To avoid potential dangers, healthy adults should limit their sodium intake to 2,300 mg (approximately one teaspoon) daily, according to the American Heart Association (AHA).
In my opinion, everyone should limit sodium intake to 1,500 mg daily-especially older adults (age 65 or older), people with hypertension (blood pressure of 140/90 or above) or prehypertension (blood pressure of 120/80 to 139/89), diabetics, obese patients and people with kidney disease or a history of heart failure.
Salt sensitivity is a measure of how blood pressure responds to changes in salt intake. An estimated 60% of Americans with high blood pressure-and 25% of Americans with normal blood pressure—are salt sensitive.
In a recent study, salt sensitivity was found to increase a person's risk for death as much as high blood pressure, regardless of whether blood pressure actually was elevated.
In the study, salt sensitivity was measured by giving study participants a saline solution followed by a diuretic (a water- and salt-excreting drug) and testing blood pressure volume (the fluid content within blood vessels) over a twoday period as salt in the body was increased and then decreased. Unfortunately, there is no test available to the public for salt sensitivity.
Simply putting away the salt shaker is not the full solution.
Salt added to food by the eaters themselves accounts for only about 15% of the average American's total daily sodium intake. About 75% comes from sodium in processed and restaurant food, while the remaining 10% of a person's total sodium intake comes from the natural sodium content of food.
Cutting back on canned and processed foods, including fast food, while increasing your intake of fresh fruits and vegetables can substantially lower your sodium intake-most produce contains small amounts of sodium and increases levels of sodium-balancing potassium. To reduce sodium intake when dining in a restaurant, ask that no salt be added to your food.

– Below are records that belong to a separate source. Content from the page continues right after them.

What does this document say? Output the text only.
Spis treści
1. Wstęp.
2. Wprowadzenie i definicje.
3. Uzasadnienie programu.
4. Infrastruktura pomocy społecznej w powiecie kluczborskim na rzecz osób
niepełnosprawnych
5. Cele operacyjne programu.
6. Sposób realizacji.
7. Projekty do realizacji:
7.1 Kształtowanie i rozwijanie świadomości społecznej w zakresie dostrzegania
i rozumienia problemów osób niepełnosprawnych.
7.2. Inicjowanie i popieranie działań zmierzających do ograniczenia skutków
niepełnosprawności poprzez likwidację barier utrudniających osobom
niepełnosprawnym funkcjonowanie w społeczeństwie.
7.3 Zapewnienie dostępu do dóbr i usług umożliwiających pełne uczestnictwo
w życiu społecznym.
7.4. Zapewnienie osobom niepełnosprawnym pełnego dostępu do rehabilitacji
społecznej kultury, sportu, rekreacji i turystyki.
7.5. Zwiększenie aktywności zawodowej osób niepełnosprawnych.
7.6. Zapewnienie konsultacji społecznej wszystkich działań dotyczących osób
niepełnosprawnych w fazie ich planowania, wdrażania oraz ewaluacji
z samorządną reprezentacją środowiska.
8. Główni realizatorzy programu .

Our bodies function most efficiently when we maintain a five-to-one ratio of potassium to sodium. In addition to fruits and vegetables, most unprocessed natural foods, including whole grains and legumes, contain more potassium than sodium. Maintaining this dietary ratio promotes healthy blood pressure.
Some salt substitutes, such as Nu-Salt and NoSalt, contain potassium chloride rather than sodium chloride. These substitutes, available at most grocery stores, taste much like table salt and can be used without potential health risks by most people.
Caution: Potassium chloride-based salt substitutes can be harmful to people who have kidney disease, which can inhibit the proper excretion of potassium and lead to heart and nerve problems. In addition, if you're taking drugs that cause potassium retention, including those for high blood pressure or congestive heart failure, consult your doctor before using a salt substitute.
Good alternative: A seasoning blend such as Mrs. Dash, which does not contain potassium chloride.
Herbs and spices also add flavor to food. Instead of mimicking the taste of sodium with salt substitutes, try using garlic, lemon juice, flavored vinegar, cumin, pepper, tarragon and/or oregano in food. After a few weeks of reducing salt intake, most people no longer miss it.